Mike was born in Indianapolis, IN on March 31, 1940 and passed away in Seattle, WA on November 23, 2024. Proud to have been described by a friend as “brilliant but eccentric,” Mike was a loving and supportive friend, father and grandfather who will be remembered for his exceptional intelligence, kindness, generosity, and sense of humor. His smile and laughter lit up the room and warmed our hearts.
He is survived by his daughter Genevieve Porter Eason, his son-in-law Robert Eason and three grandchildren, Savannah Eason, Amanda Eason, and James Porter Eason. His parents, Harold Troxel Porter and Mildred Maxine Pell Porter, and sister, Susan Elizabeth Alaynick, M.D., predeceased him.

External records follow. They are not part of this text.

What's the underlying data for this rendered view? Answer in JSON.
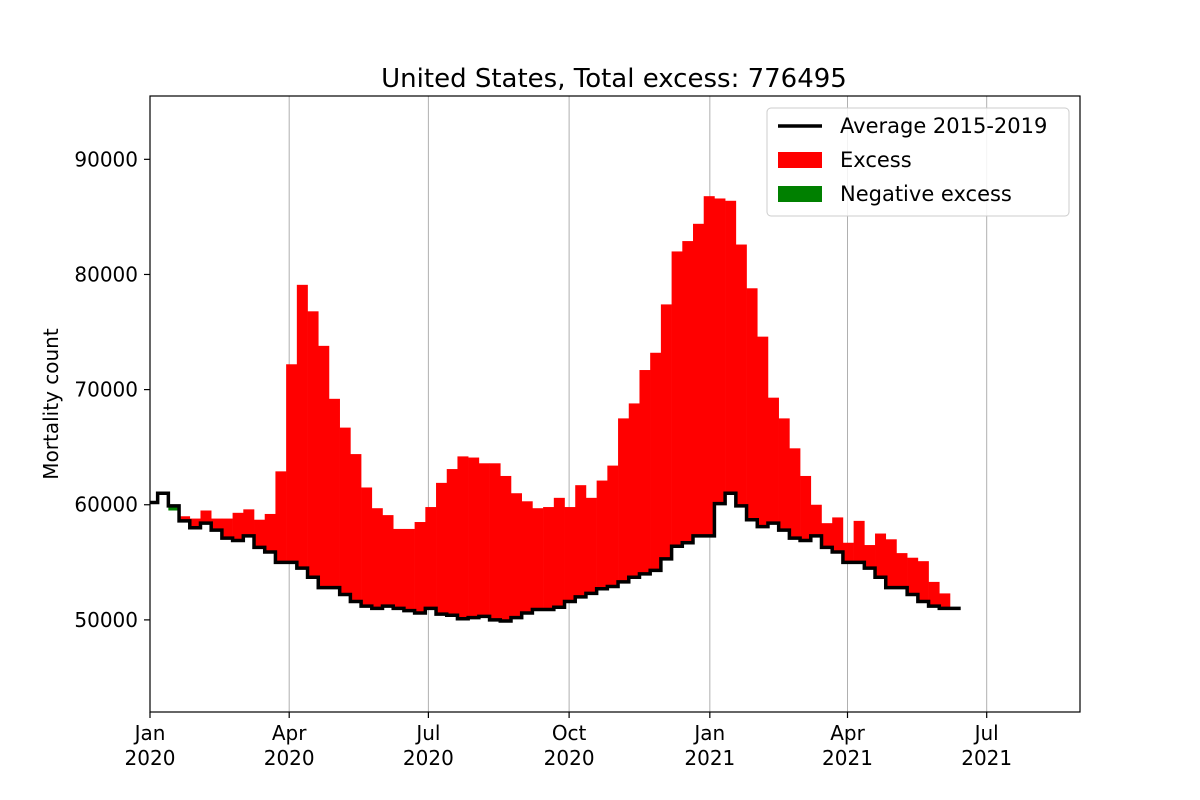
{
  "chart_data": {
    "type": "bar",
    "title": "United States, Total excess: 776495",
    "xlabel": "",
    "ylabel": "Mortality count",
    "ylim": [
      42000,
      95500
    ],
    "xlim": [
      "2020-01-01",
      "2021-08-31"
    ],
    "grid": "x-only",
    "legend_position": "top-right",
    "colors": {
      "average": "#000000",
      "excess": "#ff0000",
      "negative": "#008000",
      "grid": "#b0b0b0"
    },
    "y_ticks": [
      {
        "value": 50000,
        "label": "50000"
      },
      {
        "value": 60000,
        "label": "60000"
      },
      {
        "value": 70000,
        "label": "70000"
      },
      {
        "value": 80000,
        "label": "80000"
      },
      {
        "value": 90000,
        "label": "90000"
      }
    ],
    "x_ticks": [
      {
        "date": "2020-01-01",
        "line1": "Jan",
        "line2": "2020"
      },
      {
        "date": "2020-04-01",
        "line1": "Apr",
        "line2": "2020"
      },
      {
        "date": "2020-07-01",
        "line1": "Jul",
        "line2": "2020"
      },
      {
        "date": "2020-10-01",
        "line1": "Oct",
        "line2": "2020"
      },
      {
        "date": "2021-01-01",
        "line1": "Jan",
        "line2": "2021"
      },
      {
        "date": "2021-04-01",
        "line1": "Apr",
        "line2": "2021"
      },
      {
        "date": "2021-07-01",
        "line1": "Jul",
        "line2": "2021"
      }
    ],
    "legend": [
      {
        "label": "Average 2015-2019",
        "kind": "line"
      },
      {
        "label": "Excess",
        "kind": "patch-red"
      },
      {
        "label": "Negative excess",
        "kind": "patch-green"
      }
    ],
    "series": [
      {
        "name": "Average 2015-2019",
        "week_start": [
          "2019-12-30",
          "2020-01-06",
          "2020-01-13",
          "2020-01-20",
          "2020-01-27",
          "2020-02-03",
          "2020-02-10",
          "2020-02-17",
          "2020-02-24",
          "2020-03-02",
          "2020-03-09",
          "2020-03-16",
          "2020-03-23",
          "2020-03-30",
          "2020-04-06",
          "2020-04-13",
          "2020-04-20",
          "2020-04-27",
          "2020-05-04",
          "2020-05-11",
          "2020-05-18",
          "2020-05-25",
          "2020-06-01",
          "2020-06-08",
          "2020-06-15",
          "2020-06-22",
          "2020-06-29",
          "2020-07-06",
          "2020-07-13",
          "2020-07-20",
          "2020-07-27",
          "2020-08-03",
          "2020-08-10",
          "2020-08-17",
          "2020-08-24",
          "2020-08-31",
          "2020-09-07",
          "2020-09-14",
          "2020-09-21",
          "2020-09-28",
          "2020-10-05",
          "2020-10-12",
          "2020-10-19",
          "2020-10-26",
          "2020-11-02",
          "2020-11-09",
          "2020-11-16",
          "2020-11-23",
          "2020-11-30",
          "2020-12-07",
          "2020-12-14",
          "2020-12-21",
          "2020-12-28",
          "2021-01-04",
          "2021-01-11",
          "2021-01-18",
          "2021-01-25",
          "2021-02-01",
          "2021-02-08",
          "2021-02-15",
          "2021-02-22",
          "2021-03-01",
          "2021-03-08",
          "2021-03-15",
          "2021-03-22",
          "2021-03-29",
          "2021-04-05",
          "2021-04-12",
          "2021-04-19",
          "2021-04-26",
          "2021-05-03",
          "2021-05-10",
          "2021-05-17",
          "2021-05-24",
          "2021-05-31",
          "2021-06-07"
        ],
        "values": [
          60200,
          61000,
          59900,
          58600,
          58000,
          58400,
          57800,
          57100,
          56900,
          57300,
          56300,
          55900,
          55000,
          55000,
          54500,
          53700,
          52800,
          52800,
          52200,
          51600,
          51200,
          51000,
          51200,
          51000,
          50800,
          50600,
          51000,
          50500,
          50400,
          50100,
          50200,
          50300,
          50000,
          49900,
          50200,
          50600,
          50900,
          50900,
          51100,
          51600,
          52000,
          52300,
          52700,
          52900,
          53300,
          53700,
          54000,
          54300,
          55300,
          56400,
          56700,
          57300,
          57300,
          60100,
          61000,
          59900,
          58700,
          58100,
          58400,
          57800,
          57100,
          56900,
          57300,
          56300,
          55900,
          55000,
          55000,
          54500,
          53700,
          52800,
          52800,
          52200,
          51600,
          51200,
          51000,
          51000
        ]
      },
      {
        "name": "Excess",
        "week_start": [
          "2019-12-30",
          "2020-01-06",
          "2020-01-13",
          "2020-01-20",
          "2020-01-27",
          "2020-02-03",
          "2020-02-10",
          "2020-02-17",
          "2020-02-24",
          "2020-03-02",
          "2020-03-09",
          "2020-03-16",
          "2020-03-23",
          "2020-03-30",
          "2020-04-06",
          "2020-04-13",
          "2020-04-20",
          "2020-04-27",
          "2020-05-04",
          "2020-05-11",
          "2020-05-18",
          "2020-05-25",
          "2020-06-01",
          "2020-06-08",
          "2020-06-15",
          "2020-06-22",
          "2020-06-29",
          "2020-07-06",
          "2020-07-13",
          "2020-07-20",
          "2020-07-27",
          "2020-08-03",
          "2020-08-10",
          "2020-08-17",
          "2020-08-24",
          "2020-08-31",
          "2020-09-07",
          "2020-09-14",
          "2020-09-21",
          "2020-09-28",
          "2020-10-05",
          "2020-10-12",
          "2020-10-19",
          "2020-10-26",
          "2020-11-02",
          "2020-11-09",
          "2020-11-16",
          "2020-11-23",
          "2020-11-30",
          "2020-12-07",
          "2020-12-14",
          "2020-12-21",
          "2020-12-28",
          "2021-01-04",
          "2021-01-11",
          "2021-01-18",
          "2021-01-25",
          "2021-02-01",
          "2021-02-08",
          "2021-02-15",
          "2021-02-22",
          "2021-03-01",
          "2021-03-08",
          "2021-03-15",
          "2021-03-22",
          "2021-03-29",
          "2021-04-05",
          "2021-04-12",
          "2021-04-19",
          "2021-04-26",
          "2021-05-03",
          "2021-05-10",
          "2021-05-17",
          "2021-05-24",
          "2021-05-31",
          "2021-06-07"
        ],
        "values": [
          60200,
          61000,
          59500,
          59000,
          58800,
          59500,
          58800,
          58800,
          59300,
          59600,
          58700,
          59200,
          62900,
          72200,
          79100,
          76800,
          73800,
          69200,
          66700,
          64400,
          61500,
          59700,
          59100,
          57900,
          57900,
          58500,
          59800,
          61900,
          63100,
          64200,
          64100,
          63600,
          63600,
          62500,
          61000,
          60300,
          59700,
          59800,
          60600,
          59800,
          61700,
          60600,
          62100,
          63400,
          67500,
          68800,
          71700,
          73200,
          77400,
          82000,
          82900,
          84400,
          86800,
          86600,
          86400,
          82600,
          78800,
          74600,
          69300,
          67500,
          64900,
          62500,
          60000,
          58400,
          58900,
          56700,
          58600,
          56500,
          57500,
          57000,
          55800,
          55400,
          55100,
          53300,
          52300,
          51000
        ]
      },
      {
        "name": "Negative excess",
        "week_start": [
          "2020-01-13"
        ],
        "values": [
          59500
        ]
      }
    ]
  }
}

He lived in New Orleans from 1948 to 1963, graduating from Fortier High School and Tulane University with a B.A. in 1961 and an LL.B. in 1963. Mike was a member of Sigma Nu social fraternity and helped reestablish its chapter at Tulane. Mike was in the National Honor Society in high school, Phi Beta Kappa as a college undergraduate and Phi Delta Phi in law school. He was also in Omicron Delta Kappa, an undergraduate college leadership society.

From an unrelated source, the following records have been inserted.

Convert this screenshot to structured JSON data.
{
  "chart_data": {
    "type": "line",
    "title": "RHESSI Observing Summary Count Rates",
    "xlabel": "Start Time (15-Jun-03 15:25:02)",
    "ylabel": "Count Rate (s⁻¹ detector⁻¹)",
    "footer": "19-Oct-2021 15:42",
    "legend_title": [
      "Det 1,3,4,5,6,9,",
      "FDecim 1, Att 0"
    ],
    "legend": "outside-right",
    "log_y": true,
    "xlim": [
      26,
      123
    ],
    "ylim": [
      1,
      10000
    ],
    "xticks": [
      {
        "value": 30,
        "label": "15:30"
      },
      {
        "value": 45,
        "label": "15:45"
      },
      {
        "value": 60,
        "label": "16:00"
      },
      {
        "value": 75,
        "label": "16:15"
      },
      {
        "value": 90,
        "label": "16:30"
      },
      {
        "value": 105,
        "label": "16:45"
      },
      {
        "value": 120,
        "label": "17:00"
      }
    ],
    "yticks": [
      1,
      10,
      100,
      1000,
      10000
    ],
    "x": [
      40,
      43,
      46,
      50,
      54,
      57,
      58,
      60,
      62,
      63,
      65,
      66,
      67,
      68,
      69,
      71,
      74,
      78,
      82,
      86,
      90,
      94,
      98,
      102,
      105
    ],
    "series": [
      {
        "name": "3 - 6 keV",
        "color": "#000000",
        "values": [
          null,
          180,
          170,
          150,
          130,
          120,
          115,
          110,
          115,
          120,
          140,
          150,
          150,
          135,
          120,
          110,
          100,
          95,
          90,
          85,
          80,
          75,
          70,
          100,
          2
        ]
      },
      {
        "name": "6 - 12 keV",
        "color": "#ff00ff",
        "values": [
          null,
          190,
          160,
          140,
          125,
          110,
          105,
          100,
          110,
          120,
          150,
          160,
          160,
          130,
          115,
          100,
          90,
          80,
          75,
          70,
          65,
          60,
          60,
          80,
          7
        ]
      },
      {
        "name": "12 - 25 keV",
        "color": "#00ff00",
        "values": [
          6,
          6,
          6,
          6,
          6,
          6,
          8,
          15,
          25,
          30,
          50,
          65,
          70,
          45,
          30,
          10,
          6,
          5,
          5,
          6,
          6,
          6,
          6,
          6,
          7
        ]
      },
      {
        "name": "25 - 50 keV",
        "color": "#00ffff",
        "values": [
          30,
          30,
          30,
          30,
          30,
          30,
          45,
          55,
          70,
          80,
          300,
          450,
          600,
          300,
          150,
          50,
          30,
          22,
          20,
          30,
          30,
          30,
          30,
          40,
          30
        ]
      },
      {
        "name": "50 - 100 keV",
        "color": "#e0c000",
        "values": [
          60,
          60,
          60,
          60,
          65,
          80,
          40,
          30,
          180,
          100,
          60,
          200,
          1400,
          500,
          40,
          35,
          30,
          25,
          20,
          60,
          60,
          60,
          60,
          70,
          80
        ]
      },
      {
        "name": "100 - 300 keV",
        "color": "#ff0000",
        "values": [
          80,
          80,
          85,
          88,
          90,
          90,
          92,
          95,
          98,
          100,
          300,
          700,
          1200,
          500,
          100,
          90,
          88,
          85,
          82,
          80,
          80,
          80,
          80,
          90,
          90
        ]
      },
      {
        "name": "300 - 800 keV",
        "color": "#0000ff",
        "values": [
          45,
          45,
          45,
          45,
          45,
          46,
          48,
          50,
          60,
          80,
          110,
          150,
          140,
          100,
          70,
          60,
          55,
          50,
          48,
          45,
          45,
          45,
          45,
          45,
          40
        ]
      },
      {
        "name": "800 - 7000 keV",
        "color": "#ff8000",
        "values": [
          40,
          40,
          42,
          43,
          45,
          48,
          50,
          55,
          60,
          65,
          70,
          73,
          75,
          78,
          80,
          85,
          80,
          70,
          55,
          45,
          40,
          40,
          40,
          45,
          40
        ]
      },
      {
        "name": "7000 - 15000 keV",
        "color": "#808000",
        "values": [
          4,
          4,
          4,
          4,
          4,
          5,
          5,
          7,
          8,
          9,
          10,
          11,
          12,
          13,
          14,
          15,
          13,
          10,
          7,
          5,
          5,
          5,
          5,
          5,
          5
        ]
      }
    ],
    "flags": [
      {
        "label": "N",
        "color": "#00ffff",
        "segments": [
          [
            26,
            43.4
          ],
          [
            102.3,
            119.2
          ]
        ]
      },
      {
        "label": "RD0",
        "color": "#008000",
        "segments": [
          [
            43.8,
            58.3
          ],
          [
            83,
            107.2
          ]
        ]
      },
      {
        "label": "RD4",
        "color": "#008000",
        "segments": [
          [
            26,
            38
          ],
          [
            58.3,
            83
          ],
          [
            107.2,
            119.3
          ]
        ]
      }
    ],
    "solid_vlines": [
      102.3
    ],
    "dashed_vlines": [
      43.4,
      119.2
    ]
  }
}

Mike served in the United States Army Judge Advocate General’s Corp in Fort Sheridan, Illinois, Saigon and Quy Nhon, Vietnam and Taipei, Taiwan. After being honorably discharged from the Army in 1966, he took two trips around the world from September 1966 to March 1968. Mike’s continuing frustration in life was his inability to become fluent in French despite lessons in high school and college and studying with a private tutor in Paris. He was an associate at the New York law firm of Sullivan & Cromwell from 1968 to 1971. In 1971 he moved to Honolulu and became an associate and later a partner at Cades Schutte Fleming & Wright. Mike was the associate editor of the Tulane Law Review in 1962-63 and later published several articles dealing with corporation law, including a book on Hawaii corporation law that was part of a national series. In 1995 he retired from practicing law and moved to Addis Ababa, Ethiopia where he had a Fulbright Professorship to teach business law. In 1999 he moved to Cairo, Egypt where until 2002 he was the advisor to the Capital Markets Authority, the regulator of the Alexandria and Cairo stock exchanges, in a project of the United States Agency for International Development. After living in Africa, Mike moved to Clearwater, Florida, where he lived until early 2024. In 2006 he met Charles (Chuck) White, with whom he shared his life and love of travel, until Chuck’s death in 2023.
Mike was a member of the Episcopal Church and served on the Diocesan Council of Hawaii. He believed firmly that all persons are entitled to respect and equal opportunities. He recognized that as a white male growing up in the segregated South he had advantages denied to Black people and women. He worked to abolish their barriers, including a long comment at Tulane Law Review in 1963. In the summer of that year Mike clerked for Judge John Minor Wisdom of the Fifth Circuit Court of Appeals, working on U. S. v. Louisiana, a voting rights case. His work in Ethiopia was to encourage development of businesses as a way of alleviating poverty.
Mike’s two abiding hobbies were traveling to visit friends and family and to experience life in other countries and cultures, and railroading and trains. He fondly remembered a trip to Colorado when he was ten, when he saw Rocky Mountain National Park and rode the Pike’s Peak cog railway in the first of several visits. In high school Mike was founder and president of the travel club which went to Washington, D.C. for the second inauguration of President Eisenhower. He went on to make many trips around the world, visiting all seven continents and over 160 countries.
Mike will be cremated at Butterworth Funeral Home in Seattle, WA, and his ashes scattered at sea in Honolulu. Memorial donations may be made to Save the Children.